Transactions on an OLTP Database should be short lived.  You say " 
When changes are detected, than the transaction for - this thread only - should be stopped and a new
one should be taken".  You can't detect changes in a transaction.  That's the Atomic property of ACID transactions.  You *have to* use a separate transaction to detect changes.
 
Now how you keep cached values from one transaction to simplify the requirements of a second transaction is a complex question.  ORM tools like Hibernate do this.  I assumed that at least in a first pass we wouldn't.  I thought of the following: 
1) MDX Query begins - obtain a transaction context for the query.
2) MDX Query wants to pull data from a RolapStar or AggStar or just a table.
2a) Is this table a hot-updated table or a relatively stable data store?  Stable data stores can be chaced globally but hot-cached tables use only transaction-local cache.

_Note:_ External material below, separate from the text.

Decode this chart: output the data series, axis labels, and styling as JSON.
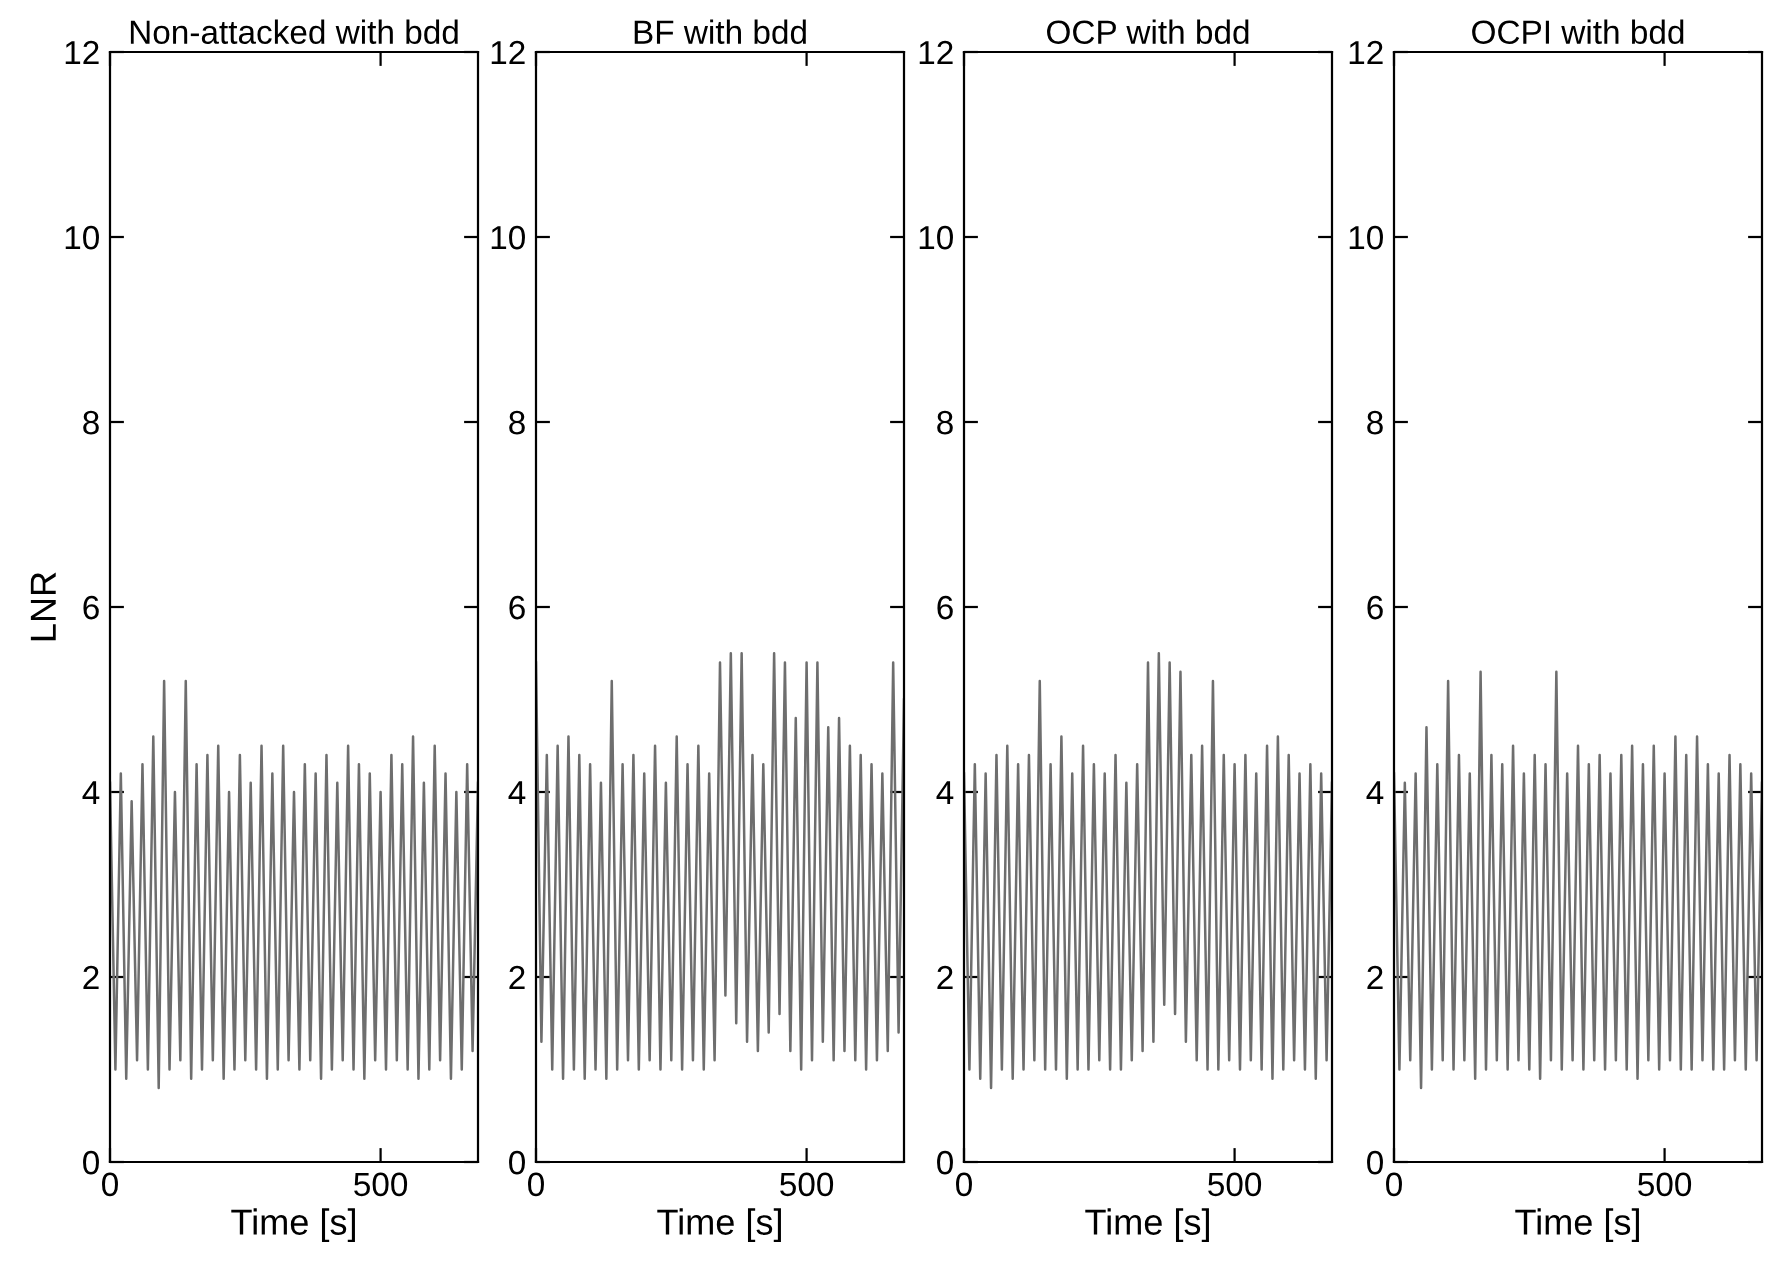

2b) If hot updatable - do we have the data in the transaction local cache?  If yes, we're done.  Otherwise go to 3.
2c) If stable table, does the global cache have the information?  If yes then we're done.  Otherwise go to 3.
3) Obtain the open connection in the current DB transaction if there is one.  If not, make one, associate it with the query context/transaction context for future requests.
4) Query the data we want and place it into the cache (global or transaction local depending on the nature of the source of the data).
5) Keep going using this system until all data is found.
6) At end of query, dispose the transaction context - this will simply throw the transaction-local cache in the bin.